SparseMM: Head Sparsity Emerges from Visual Concept Responses in MLLMs (2506.05344v1)

Published 5 Jun 2025 in cs.CV

Abstract: Multimodal LLMs (MLLMs) are commonly derived by extending pre-trained LLMs with visual capabilities. In this work, we investigate how MLLMs process visual inputs by analyzing their attention mechanisms. We reveal a surprising sparsity phenomenon: only a small subset (approximately less than 5%) of attention heads in LLMs actively contribute to visual understanding, termed visual heads. To identify these heads efficiently, we design a training-free framework that quantifies head-level visual relevance through targeted response analysis. Building on this discovery, we introduce SparseMM, a KV-Cache optimization strategy that allocates asymmetric computation budgets to heads in LLMs based on their visual scores, leveraging the sparity of visual heads for accelerating the inference of MLLMs. Compared with prior KV-Cache acceleration methods that ignore the particularity of visual, SparseMM prioritizes stress and retaining visual semantics during decoding. Extensive evaluations across mainstream multimodal benchmarks demonstrate that SparseMM achieves superior accuracy-efficiency trade-offs. Notably, SparseMM delivers 1.38x real-time acceleration and 52% memory reduction during generation while maintaining performance parity on efficiency test. Our project is open sourced at https://github.com/CR400AF-A/SparseMM.

Summary

The paper reveals that less than 5% of attention heads are crucial for visual processing in MLLMs, challenging the assumption of uniform contribution.
The paper introduces a training-free KV-Cache optimization framework that quantifies head-level visual relevance to efficiently allocate computational resources.
The study achieves a 1.38× real-time acceleration and 52% memory reduction, indicating significant performance gains for scalable multimodal applications.
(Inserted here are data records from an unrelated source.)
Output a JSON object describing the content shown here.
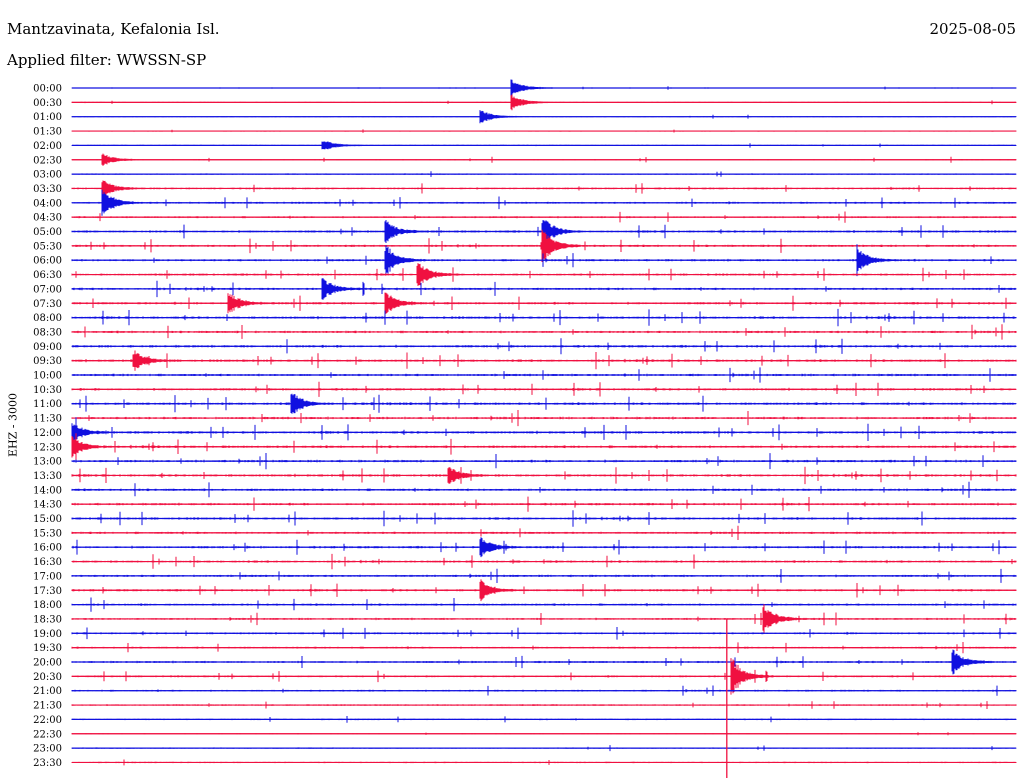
{
  "header": {
    "station": "Mantzavinata, Kefalonia Isl.",
    "date": "2025-08-05",
    "filter": "Applied filter: WWSSN-SP"
  },
  "channel_label": "EHZ - 3000",
  "colors": {
    "blue": "#1010e0",
    "red": "#f01040"
  },
  "chart_data": {
    "type": "line",
    "subtype": "helicorder",
    "title": "Mantzavinata, Kefalonia Isl.",
    "date": "2025-08-05",
    "filter": "WWSSN-SP",
    "channel": "EHZ - 3000",
    "row_labels": [
      "00:00",
      "00:30",
      "01:00",
      "01:30",
      "02:00",
      "02:30",
      "03:00",
      "03:30",
      "04:00",
      "04:30",
      "05:00",
      "05:30",
      "06:00",
      "06:30",
      "07:00",
      "07:30",
      "08:00",
      "08:30",
      "09:00",
      "09:30",
      "10:00",
      "10:30",
      "11:00",
      "11:30",
      "12:00",
      "12:30",
      "13:00",
      "13:30",
      "14:00",
      "14:30",
      "15:00",
      "15:30",
      "16:00",
      "16:30",
      "17:00",
      "17:30",
      "18:00",
      "18:30",
      "19:00",
      "19:30",
      "20:00",
      "20:30",
      "21:00",
      "21:30",
      "22:00",
      "22:30",
      "23:00",
      "23:30"
    ],
    "row_colors": [
      "blue",
      "red"
    ],
    "activity_level": [
      0.6,
      0.7,
      0.7,
      0.5,
      0.8,
      1.0,
      1.2,
      2.0,
      2.4,
      2.2,
      2.8,
      2.8,
      2.8,
      2.6,
      3.0,
      3.0,
      3.2,
      3.0,
      3.2,
      3.2,
      3.0,
      3.0,
      3.4,
      3.2,
      3.4,
      3.4,
      3.2,
      3.2,
      3.2,
      3.0,
      3.0,
      2.8,
      3.0,
      2.8,
      2.8,
      2.8,
      2.6,
      2.4,
      2.4,
      2.2,
      2.4,
      2.2,
      2.0,
      1.6,
      1.2,
      1.0,
      1.0,
      1.0
    ],
    "events": [
      {
        "row": 0,
        "time_min": 14,
        "amp": 1.4
      },
      {
        "row": 1,
        "time_min": 14,
        "amp": 1.3
      },
      {
        "row": 2,
        "time_min": 13,
        "amp": 1.2
      },
      {
        "row": 4,
        "time_min": 8,
        "amp": 1.0
      },
      {
        "row": 5,
        "time_min": 1,
        "amp": 1.0
      },
      {
        "row": 7,
        "time_min": 1,
        "amp": 1.4
      },
      {
        "row": 8,
        "time_min": 1,
        "amp": 2.2
      },
      {
        "row": 10,
        "time_min": 10,
        "amp": 1.8
      },
      {
        "row": 10,
        "time_min": 15,
        "amp": 2.4
      },
      {
        "row": 11,
        "time_min": 15,
        "amp": 2.6
      },
      {
        "row": 12,
        "time_min": 10,
        "amp": 2.6
      },
      {
        "row": 12,
        "time_min": 25,
        "amp": 2.0
      },
      {
        "row": 13,
        "time_min": 11,
        "amp": 2.4
      },
      {
        "row": 14,
        "time_min": 8,
        "amp": 1.8
      },
      {
        "row": 15,
        "time_min": 5,
        "amp": 1.8
      },
      {
        "row": 15,
        "time_min": 10,
        "amp": 1.8
      },
      {
        "row": 19,
        "time_min": 2,
        "amp": 1.6
      },
      {
        "row": 22,
        "time_min": 7,
        "amp": 2.0
      },
      {
        "row": 24,
        "time_min": 0,
        "amp": 1.8
      },
      {
        "row": 25,
        "time_min": 0,
        "amp": 1.8
      },
      {
        "row": 27,
        "time_min": 12,
        "amp": 1.6
      },
      {
        "row": 32,
        "time_min": 13,
        "amp": 1.6
      },
      {
        "row": 35,
        "time_min": 13,
        "amp": 1.8
      },
      {
        "row": 37,
        "time_min": 22,
        "amp": 2.4
      },
      {
        "row": 41,
        "time_min": 21,
        "amp": 3.0
      },
      {
        "row": 40,
        "time_min": 28,
        "amp": 2.2
      }
    ]
  }
}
Overview of SparseMM: Head Sparsity in Multimodal LLMs

The paper "SparseMM: Head Sparsity Emerges from Visual Concept Responses in MLLMs" presents an incisive exploration into the sparsity phenomenon observed in Multimodal LLMs (MLLMs) and introduces SparseMM, a computationally efficient KV-Cache optimization framework. Authored by researchers from Tsinghua University and Tencent Hunyuan Research, the paper examines the attention mechanisms of MLLMs which integrate visual capabilities alongside traditional text processing.

Key Discoveries and Methodologies

The authors uncover that only a limited subset—approximately less than 5%—of attention heads in an MLLM, referred to as visual heads, actively contribute to visual understanding, facilitating the processing of visual inputs. This discovery challenges existing assumptions about the uniform contribution of attention heads toward multimodal comprehension. The paper proposes an innovative training-free framework to efficiently identify these visual heads by quantifying head-level visual relevance, a process pivotal for optimizing computational resources.

SparseMM leverages the identified sparsity in visual heads by implementing a KV-Cache optimization strategy. This involves asymmetric allocation of computational budgets according to visual relevance scores, emphasizing the retention of visual semantics without compromising on efficiency across multimodal tasks. Comparative evaluations with existing KV-Cache methods demonstrate SparseMM’s ability to achieve superior accuracy-efficiency trade-offs, delivering notable performance gains such as 1.38× real-time acceleration and 52% reduction in memory usage during generation processes in multimodal LLMs.

Implications and Future Directions

From a practical standpoint, the research informs the design of more computationally efficient MLLMs, significantly enhancing performance scalability in resource-constrained environments. These implications are of particular relevance in the context of deploying MLLMs for real-time applications that involve extensive visual data processing, such as high-resolution image and video tasks.

Theoretically, the findings stimulate discourse on the nuanced roles of attention heads in multimodal learning, inviting further inquiry into optimal architecture designs that better harness the capabilities of visual heads. Future research can build upon SparseMM to investigate its application to other multimodal combinations beyond vision-language integration and explore adaptations for emerging AI models with even more complex input modalities.

In summary, the paper makes a compelling case for acknowledging the sparse distribution of attention heads dedicated to visual content processing, paving the way for more targeted approaches in optimizing MLLM performance. As AI systems increasingly engage with diverse data types and modalities, the insights provided by SparseMM can guide the advancement of next-generation models that withstand the demands of both computational intensity and multimodal comprehension.